A proactive approach to road safety risk assessment can help identify locations across the road network that experience high risk for fatal and severe injury (FSI) crashes. This enables Main Roads WA to flag and prioritise areas that might require treatments to improve safety. AusRAP and ANRAM are two tools that can provide insights into identifying crash risk across the road network. They require specific data to inform safety assessments. Using existing corporate data would ultimately save time and money if this data could be adapted to this purpose.

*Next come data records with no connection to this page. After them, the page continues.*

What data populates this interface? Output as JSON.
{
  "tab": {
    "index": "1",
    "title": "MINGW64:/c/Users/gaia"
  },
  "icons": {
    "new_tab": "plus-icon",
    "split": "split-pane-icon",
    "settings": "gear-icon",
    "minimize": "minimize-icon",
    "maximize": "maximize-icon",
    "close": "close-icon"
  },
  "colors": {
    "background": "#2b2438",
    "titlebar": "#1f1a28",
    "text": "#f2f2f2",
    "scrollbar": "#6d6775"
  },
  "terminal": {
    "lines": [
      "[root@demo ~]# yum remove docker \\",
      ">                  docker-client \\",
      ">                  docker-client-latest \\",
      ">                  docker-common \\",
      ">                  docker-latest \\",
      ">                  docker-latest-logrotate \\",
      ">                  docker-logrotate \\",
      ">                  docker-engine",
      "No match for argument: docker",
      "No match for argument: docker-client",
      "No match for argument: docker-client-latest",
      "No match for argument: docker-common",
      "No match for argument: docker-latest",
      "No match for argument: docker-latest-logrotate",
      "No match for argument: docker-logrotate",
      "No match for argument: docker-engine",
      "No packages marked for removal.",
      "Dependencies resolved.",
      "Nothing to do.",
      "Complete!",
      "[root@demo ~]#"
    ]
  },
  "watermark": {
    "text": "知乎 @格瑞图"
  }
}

  • Preparation of AusRAP data sets.
    • ‘traditional’ (manually coded) data set using TSD data (obtained during the initial TSD trial).
    • ‘corporate’ data set extracted from Main Roads WA corporate asset database.
  • Preparation of ANRAM data sets (‘traditional’ and ‘corporate’), incorporating FSI crash data.
  • Analysis of coding standards between the data sets, looking for similarities and differences in coding.
  • AusRAP and ANRAM analysis of each data set, to gain insights into differences in risk assessment results between the two data sets.
  • Collaboration between Main Roads WA and ARRB, particularly in preparation of the ‘corporate’ data set.


An analysis of the differences between the data sets found similarities in the coding of results of some attributes, but differences in many others. It was noted that coding differences for some attributes were likely due to the approach used for extraction and interpretation of attributes from corporate data base.

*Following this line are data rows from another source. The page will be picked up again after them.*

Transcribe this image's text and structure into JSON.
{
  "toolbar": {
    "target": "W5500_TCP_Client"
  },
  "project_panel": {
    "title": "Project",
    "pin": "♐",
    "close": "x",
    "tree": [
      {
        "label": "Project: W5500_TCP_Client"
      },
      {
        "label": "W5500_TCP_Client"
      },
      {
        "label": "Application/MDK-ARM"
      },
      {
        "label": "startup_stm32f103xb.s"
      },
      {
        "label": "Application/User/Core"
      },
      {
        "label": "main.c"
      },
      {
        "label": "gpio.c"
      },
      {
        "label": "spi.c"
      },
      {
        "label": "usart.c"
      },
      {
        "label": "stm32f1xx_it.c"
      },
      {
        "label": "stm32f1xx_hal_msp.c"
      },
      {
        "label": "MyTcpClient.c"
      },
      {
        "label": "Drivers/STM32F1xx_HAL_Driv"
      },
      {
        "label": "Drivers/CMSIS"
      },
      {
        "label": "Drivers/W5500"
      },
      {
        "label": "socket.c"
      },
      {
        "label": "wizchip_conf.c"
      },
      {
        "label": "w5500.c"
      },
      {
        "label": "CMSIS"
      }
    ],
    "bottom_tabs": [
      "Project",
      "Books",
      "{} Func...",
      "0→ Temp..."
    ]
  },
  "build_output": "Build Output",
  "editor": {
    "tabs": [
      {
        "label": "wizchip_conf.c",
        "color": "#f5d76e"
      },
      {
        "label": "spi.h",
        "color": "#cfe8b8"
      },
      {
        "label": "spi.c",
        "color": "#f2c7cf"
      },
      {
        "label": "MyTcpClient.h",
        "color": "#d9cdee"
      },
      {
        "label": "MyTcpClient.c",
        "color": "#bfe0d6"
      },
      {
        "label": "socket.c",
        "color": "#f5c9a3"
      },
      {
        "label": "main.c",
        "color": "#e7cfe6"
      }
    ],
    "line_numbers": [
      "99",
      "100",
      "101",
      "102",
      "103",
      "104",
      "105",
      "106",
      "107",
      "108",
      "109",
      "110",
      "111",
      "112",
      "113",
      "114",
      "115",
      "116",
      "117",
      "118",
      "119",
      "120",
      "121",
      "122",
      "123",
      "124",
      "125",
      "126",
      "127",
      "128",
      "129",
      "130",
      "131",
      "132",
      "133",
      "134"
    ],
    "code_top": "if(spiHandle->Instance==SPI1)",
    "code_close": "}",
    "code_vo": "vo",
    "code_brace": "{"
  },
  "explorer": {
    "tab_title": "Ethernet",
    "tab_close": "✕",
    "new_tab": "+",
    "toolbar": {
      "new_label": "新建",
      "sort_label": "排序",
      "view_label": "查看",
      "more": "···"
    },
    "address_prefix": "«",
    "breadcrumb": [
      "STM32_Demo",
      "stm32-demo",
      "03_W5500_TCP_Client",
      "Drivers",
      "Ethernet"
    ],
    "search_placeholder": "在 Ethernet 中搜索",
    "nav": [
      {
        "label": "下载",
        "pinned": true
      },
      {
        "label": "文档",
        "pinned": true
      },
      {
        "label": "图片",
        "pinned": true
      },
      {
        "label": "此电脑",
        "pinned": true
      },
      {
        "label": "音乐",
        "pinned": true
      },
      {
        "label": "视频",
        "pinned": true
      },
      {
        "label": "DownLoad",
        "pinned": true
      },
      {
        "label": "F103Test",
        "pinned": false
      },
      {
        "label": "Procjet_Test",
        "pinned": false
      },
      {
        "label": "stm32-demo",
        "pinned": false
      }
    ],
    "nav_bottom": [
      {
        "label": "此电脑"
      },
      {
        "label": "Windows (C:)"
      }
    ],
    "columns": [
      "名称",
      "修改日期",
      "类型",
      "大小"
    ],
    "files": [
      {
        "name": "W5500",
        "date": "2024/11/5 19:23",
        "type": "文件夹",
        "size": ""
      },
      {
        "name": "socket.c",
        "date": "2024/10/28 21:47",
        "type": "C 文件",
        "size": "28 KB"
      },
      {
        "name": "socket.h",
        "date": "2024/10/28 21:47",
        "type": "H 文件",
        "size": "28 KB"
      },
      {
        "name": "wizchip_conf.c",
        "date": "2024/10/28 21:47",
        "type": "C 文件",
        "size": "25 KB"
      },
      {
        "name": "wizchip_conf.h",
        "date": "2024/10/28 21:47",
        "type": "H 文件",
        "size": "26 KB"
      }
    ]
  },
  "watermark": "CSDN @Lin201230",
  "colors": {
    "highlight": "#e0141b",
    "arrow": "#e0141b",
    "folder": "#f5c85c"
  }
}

For the ‘road condition’ and ‘skid resistance’ attributes, traditional data sets rely on subjective visual rating of road sections. In comparison, the corporate data set used roughness and rutting information to classify the road sections. This difference in producing data resulted in differences in coding between the two data sets.


A review of the AusRAP data results for each 100 m segment found that approximately only half of the results were the same.

A comparison of ANRAM results found that results were quite different for the two data methods. The ‘traditional’ method attributed approximately 50% of the FSI crash risk to run-off-road crash types, compared to approximately 30% for the ‘corporate’ data set.


It is challenging to align data from different sources. For this project, it was found that:

  • Aligning road distances can be challenging, especially when methodology and original purpose of data gathered varies.
  • Differences in terminology and/in interpretation of attributes can lead to confusion and differences in classification of attributes. Clear communication is crucial to collaborative projects. Interpretation and categorisation of attributes need to be consistently applied so that results aren’t skewed by the different approaches, or where a different approach is to be employed, the impact on results needs to be recognised and understood.
  • Data currency and accuracy can also be a factor. For some attributes, corporate data may provide more accurate information than the traditional (manual) rating approach, while for other attributes the traditional rating approach may be more up-to-date data than the corporate data. It should be noted that bias or subjectivity may be evident in any data set, particularly in relation to data that involves human interpretation or input. This may be present in corporate or traditionally coded data.
  • Deterioration of assets needs to be considered for attributes like roughness and line marking which will change over time. Consideration may need to be given to issues such as currency of corporate data (for these attributes), and whether a rule may need to be applied as a proxy for condition.
  • Roadside hazards are currently difficult to systematically or automatically ascertain; however, it is likely to become possible as technology in this space continues to evolve.


Corporate data could be used for some, although not currently all attributes for producing AusRAP and ANRAM data sets. With further refinement there is confidence additional attributes could be extracted from the corporate database.

New and evolving technology will continue to lead to improvements in accuracy of data sets. For example, automatic categorisation of roadside hazards and distance measurement.